How can these new findings affect treatment?

A better understanding of the role of complement in glomerular diseases, in turn, yields questions about targeting therapies at the complement pathways (10). The most logical target of therapy for diseases mediated by classical complement pathway activity is the trigger or inciting event that led to complement consumption—a documented infection, for example. In patients whose trigger is not apparent or in glomerular lesions where the lectin or alternative pathways seem to be playing the dominant role, complement-directed therapies may offer a more precise route of treatment than traditional use of nonspecific immunosuppression. Anticomplement therapies, such as eculizumab, a mAb that targets C5 and prevents the generation of membrane attack complex, have already shown benefit in atypical hemolytic uremic syndrome and some forms of C3 glomerulopathies. Other complement-targeting therapies are currently being studied in a variety of glomerular diseases, including lupus nephritis, IgA nephropathy, and antineutrophil cytoplasmic antibody-associated GN. The advent of therapies aimed at the complement cascade, now in the earliest phases, may promise breakthroughs in disease-specific treatments that will change the natural history of disease.

References

1. Chen M, Daha MR, Kallenberg CG. The complement system in systemic autoimmune disease. J Autoimmun 2010; 34:J276–J286.

2. Sethi S. Etiology-based diagnostic approach to proliferative glomerulonephritis. Am J Kidney Dis 2014; 63:561–566.

3. Sethi S, Fervenza FC. Membranoproliferative glomerulonephritis—a new look at an old entity. N Engl J Med 2012; 366:1119–1131.

4. Fakhouri F, et al. C3 glomerulopathy: A new classification. Nat Rev Nephrol 2010; 6:494–499.

5. Suzuki H, et al. The pathophysiology of IgA nephropathy. J Am Soc Nephrol 2011; 22:1795–1803.
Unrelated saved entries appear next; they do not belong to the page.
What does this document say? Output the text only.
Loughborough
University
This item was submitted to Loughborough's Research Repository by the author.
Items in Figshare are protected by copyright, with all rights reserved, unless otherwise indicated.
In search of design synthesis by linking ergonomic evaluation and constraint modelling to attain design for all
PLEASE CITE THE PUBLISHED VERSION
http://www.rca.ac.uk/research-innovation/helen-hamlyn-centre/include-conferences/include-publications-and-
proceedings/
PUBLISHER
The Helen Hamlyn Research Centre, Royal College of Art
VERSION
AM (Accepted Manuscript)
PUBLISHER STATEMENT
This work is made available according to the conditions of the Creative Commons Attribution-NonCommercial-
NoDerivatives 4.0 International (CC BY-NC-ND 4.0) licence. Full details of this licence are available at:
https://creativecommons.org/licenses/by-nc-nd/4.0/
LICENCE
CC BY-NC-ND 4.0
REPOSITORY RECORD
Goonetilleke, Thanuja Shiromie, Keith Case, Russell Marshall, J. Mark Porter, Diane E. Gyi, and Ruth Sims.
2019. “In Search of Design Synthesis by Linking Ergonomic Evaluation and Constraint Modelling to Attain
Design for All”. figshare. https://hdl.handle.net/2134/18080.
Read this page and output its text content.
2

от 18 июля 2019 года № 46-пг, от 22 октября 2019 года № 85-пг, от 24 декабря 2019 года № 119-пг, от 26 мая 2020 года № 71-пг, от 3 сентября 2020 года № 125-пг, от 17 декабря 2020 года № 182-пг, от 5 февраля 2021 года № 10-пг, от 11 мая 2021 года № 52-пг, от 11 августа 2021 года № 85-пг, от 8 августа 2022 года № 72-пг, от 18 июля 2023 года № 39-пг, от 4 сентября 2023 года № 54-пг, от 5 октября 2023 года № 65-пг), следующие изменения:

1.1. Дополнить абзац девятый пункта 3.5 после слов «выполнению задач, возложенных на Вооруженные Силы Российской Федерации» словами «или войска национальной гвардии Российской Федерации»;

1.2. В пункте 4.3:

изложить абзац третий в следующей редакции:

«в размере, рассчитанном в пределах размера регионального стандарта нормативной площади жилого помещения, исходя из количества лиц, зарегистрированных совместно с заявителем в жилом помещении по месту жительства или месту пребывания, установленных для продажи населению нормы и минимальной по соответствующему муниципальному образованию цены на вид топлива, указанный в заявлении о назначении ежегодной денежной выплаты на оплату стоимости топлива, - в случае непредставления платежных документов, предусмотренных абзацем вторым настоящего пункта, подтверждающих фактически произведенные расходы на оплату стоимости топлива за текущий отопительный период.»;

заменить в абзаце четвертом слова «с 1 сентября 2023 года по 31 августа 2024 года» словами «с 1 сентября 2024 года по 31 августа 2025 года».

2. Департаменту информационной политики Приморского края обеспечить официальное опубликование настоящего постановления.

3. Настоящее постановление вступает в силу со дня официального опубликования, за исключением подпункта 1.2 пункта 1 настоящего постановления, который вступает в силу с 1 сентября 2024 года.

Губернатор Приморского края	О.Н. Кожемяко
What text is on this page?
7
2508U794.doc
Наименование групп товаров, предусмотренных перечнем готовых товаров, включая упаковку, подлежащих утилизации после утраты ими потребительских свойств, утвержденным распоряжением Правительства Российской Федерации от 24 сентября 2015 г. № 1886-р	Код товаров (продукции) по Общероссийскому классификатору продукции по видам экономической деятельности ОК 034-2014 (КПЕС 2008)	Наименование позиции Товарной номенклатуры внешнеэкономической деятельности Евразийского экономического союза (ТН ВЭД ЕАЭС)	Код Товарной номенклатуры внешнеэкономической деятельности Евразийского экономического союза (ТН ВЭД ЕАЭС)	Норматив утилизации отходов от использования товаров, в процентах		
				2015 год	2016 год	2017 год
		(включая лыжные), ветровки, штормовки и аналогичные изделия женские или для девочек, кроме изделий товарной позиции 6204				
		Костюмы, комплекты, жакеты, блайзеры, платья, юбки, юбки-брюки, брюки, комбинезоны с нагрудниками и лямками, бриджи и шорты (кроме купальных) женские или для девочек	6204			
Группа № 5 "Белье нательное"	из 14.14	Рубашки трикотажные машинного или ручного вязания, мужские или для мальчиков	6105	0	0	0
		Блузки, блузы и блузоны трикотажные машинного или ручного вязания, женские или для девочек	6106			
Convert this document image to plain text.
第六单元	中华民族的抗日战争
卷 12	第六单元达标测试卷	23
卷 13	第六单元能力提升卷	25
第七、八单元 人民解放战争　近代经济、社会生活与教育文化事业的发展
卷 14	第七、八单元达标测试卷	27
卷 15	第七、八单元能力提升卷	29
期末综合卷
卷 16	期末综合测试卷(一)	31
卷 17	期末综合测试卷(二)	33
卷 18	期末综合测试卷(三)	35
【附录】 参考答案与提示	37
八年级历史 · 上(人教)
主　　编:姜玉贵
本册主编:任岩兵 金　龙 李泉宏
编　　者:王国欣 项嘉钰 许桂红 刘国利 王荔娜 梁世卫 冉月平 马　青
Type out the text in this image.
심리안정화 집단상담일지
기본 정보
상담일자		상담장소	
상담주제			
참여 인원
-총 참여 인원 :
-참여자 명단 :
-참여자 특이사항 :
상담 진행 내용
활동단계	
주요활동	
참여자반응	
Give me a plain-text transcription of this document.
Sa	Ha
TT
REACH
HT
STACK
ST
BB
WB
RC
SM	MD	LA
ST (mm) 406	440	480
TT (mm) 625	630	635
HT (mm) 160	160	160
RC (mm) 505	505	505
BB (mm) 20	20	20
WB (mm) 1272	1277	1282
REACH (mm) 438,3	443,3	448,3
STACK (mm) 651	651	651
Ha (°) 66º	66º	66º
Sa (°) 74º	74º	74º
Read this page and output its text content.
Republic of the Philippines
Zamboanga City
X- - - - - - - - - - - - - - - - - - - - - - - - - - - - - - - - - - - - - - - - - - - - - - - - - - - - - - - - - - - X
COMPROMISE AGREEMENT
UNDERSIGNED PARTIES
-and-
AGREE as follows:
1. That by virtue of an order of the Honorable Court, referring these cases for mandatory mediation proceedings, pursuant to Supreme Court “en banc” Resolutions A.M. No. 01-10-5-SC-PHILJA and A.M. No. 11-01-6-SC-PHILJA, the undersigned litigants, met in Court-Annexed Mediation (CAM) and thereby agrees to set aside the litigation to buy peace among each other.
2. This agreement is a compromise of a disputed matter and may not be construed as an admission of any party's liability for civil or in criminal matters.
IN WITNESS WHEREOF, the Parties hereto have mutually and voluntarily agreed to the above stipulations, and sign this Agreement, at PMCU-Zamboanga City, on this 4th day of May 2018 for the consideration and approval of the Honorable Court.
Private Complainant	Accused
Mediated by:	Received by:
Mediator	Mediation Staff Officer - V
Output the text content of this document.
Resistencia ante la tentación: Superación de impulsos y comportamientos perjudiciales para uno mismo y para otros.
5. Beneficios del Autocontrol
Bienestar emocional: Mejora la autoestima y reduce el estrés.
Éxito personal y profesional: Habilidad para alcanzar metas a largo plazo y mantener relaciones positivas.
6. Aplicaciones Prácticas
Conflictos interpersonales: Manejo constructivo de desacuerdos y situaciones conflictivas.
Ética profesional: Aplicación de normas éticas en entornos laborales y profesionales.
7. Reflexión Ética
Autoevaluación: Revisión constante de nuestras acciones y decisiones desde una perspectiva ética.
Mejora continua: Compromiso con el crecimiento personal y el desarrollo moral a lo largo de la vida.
6. Maillard N, et al. Current understanding of the role of complement in IgA nephropathy. J Am Soc Nephrol 2015; 26:1503–1512.

7. Espinosa M, et al. Association of C4d deposition with clinical outcomes in IgA nephropathy. Clin J Am Soc Nephrol 2014; 9:897–904.

8. Liu LL, et al. Glomerular mannose-binding lectin deposition is a useful prognostic predictor in immunoglobulin A nephropathy. Clin Exp Immunol 2013; 174:152–160.

9. Liu L, et al. C3a, C5a renal expression and their receptors are correlated to severity of IgA nephropathy. J Clin Immunol 2014; 34:224–232.

10. Bomback AS. Anti-complement therapy for glomerular diseases. Adv Chronic Kidney Disease 2014; 21:152–158.